Dans le contexte de la crise économique et politique persistante et de plus en plus aiguë du système capitaliste, nous assistons dans toute l’Europe à une montée de la droite populiste et de l’extrême droite.
En Allemagne, l’AfD (Alternative pour l’Allemagne), parti populiste de droite et en grande partie d’extrême droite, devance avec 20 % dans les sondages d’opinion le SPD (17 %), le parti du chancelier (le SPD est dans une coalition avec les Verts, adaptés au néolibéralisme, et les néolibéraux purs et durs du FDP). Trois sources alimentent la montée de l’AfD.
Un tiers de la population xénophobe
Même après la défaite du fascisme, il existe dans la société allemande un courant de fond persistant, croyant en l’autorité et xénophobe, voire raciste, qui englobe environ un tiers de la population. En 1981, ce fait était l’objet d’une vaste étude (étude Sinus) et a été confirmée à maintes reprises depuis lors par plusieurs études ultérieures. Cette attitude de base découle du « mode d’existence capitaliste » (Erich Fromm), c’est-à-dire de l’insécurité sociale pour une grande partie de la population, et de la religion du système, à savoir la concurrence constamment prêchée et pratiquée et l’égoïsme qui en découle.
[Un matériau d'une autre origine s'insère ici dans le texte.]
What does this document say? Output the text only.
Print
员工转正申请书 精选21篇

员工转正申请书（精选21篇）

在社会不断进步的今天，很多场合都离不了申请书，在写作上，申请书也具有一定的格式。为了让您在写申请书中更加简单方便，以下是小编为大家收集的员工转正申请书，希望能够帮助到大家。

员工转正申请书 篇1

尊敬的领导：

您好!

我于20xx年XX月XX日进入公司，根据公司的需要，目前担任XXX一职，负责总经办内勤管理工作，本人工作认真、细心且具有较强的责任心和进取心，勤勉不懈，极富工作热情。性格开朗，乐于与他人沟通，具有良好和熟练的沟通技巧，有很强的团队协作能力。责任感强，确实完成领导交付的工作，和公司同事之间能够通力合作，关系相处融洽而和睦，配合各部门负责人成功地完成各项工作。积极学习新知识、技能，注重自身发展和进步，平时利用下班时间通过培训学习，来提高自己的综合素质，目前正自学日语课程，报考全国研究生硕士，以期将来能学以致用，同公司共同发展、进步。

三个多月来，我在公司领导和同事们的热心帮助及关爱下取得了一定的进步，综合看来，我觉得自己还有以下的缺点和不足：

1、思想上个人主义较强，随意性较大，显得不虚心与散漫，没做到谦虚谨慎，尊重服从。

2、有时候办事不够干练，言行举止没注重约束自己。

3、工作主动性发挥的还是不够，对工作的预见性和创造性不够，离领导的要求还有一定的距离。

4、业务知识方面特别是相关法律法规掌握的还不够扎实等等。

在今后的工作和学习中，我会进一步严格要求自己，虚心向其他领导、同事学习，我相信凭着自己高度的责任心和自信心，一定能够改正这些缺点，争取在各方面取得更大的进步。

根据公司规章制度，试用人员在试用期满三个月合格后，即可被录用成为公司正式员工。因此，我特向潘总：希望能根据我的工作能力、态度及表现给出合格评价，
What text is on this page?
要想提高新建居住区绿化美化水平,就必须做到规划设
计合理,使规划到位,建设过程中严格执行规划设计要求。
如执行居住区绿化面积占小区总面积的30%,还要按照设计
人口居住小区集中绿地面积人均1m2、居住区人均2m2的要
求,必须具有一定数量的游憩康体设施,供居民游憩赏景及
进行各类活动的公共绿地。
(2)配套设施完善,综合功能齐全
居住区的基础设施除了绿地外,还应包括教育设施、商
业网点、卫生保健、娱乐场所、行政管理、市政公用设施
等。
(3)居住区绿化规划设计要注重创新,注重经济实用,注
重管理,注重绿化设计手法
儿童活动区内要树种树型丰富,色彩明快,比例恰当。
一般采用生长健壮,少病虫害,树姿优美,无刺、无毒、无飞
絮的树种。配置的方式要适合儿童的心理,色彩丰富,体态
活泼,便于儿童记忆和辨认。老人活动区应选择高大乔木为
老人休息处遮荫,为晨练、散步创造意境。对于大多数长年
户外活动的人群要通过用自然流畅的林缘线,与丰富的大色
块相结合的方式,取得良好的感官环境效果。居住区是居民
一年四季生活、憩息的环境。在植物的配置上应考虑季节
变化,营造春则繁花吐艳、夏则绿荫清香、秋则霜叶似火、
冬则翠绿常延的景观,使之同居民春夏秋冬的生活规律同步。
Cependant, longtemps, ce courant fondamental n’a pas pu s’affirmer en politique sous forme de parti. Cela était certes dû en partie à l’absence d’un leader (ou d’une dirigeante) charismatique, mais surtout au fait que les chrétiens-démocrates représentaient une partie de ces idées et que le SPD n’était pas non plus un rempart contre le racisme. Après tout, c’est lui qui a permis en 1993, en approuvant la modification de la Constitution, que le droit d’asile soit fortement limité.
Généralisation de l’emploi précaire
À l’insécurité générale du capitalisme s’est ajoutée au cours des vingt dernières années (en Allemagne de l’Est, même depuis la reprise par la RFA en 1990) une nette aggravation de l’insécurité sociale pour la moitié inférieure de la société (pour la majorité de la population d’Allemagne de l’Est). Depuis au moins dix ans, ce phénomène s’est accentué en raison de la généralisation de l’emploi précaire, de la crise du logement et, entre-temps, de la crise climatique.
Perte de crédibilité des partis
Depuis quelques années, la population fait l’expérience que la solution des problèmes est mise à la charge des citoyens (plus précisément des couches populaires) et qu’elle le sera encore plus à l’avenir. C’est ainsi que les prix de l’énergie et des denrées alimentaires ont considérablement augmenté l’année dernière et cette année, ce qui a des conséquences dramatiques pour les citoyens.
Ces dernières semaines, la loi sur le chauffage est venue s’ajouter à cette liste (la loi sera adoptée en septembre), de sorte que les loyers et les dépenses des propriétaires d’une maison individuelle augmenteront considérablement à partir de l’année prochaine.
Il en résulte depuis quelques de mois une énorme poussée de perte de crédibilité des « partis établis ». Seul l’AfD peut profiter de cette profonde crise de confiance. Ce parti est perçu comme la seule véritable opposition et il exploite cette situation à fond — à l’aide de la démagogie populiste de droite.
Il s’agit d’une crise de la représentation, donc d’une crise des partis, mais pas encore d’une crise institutionnelle comme celle décrite par Hélène Marra1pour la France.
Le parti Die Linke n’est pas perçu comme une alternative. En tant que parti réformiste, il participe au gouvernement dans trois Länder (il a même le chef du gouvernement en Thuringe). De plus, il est divisé et pourrait se scinder prochainement (éventuellement dès cette année). Avec Sarah Wagenknecht à sa tête, il ne s’agira pas d’une scission vers la gauche, mais vers la droite.
- 1. Hélène Marra, « Pour une démocratie insurrectionnelle », l’Anticapitaliste, la revue n° 146, mai 2023.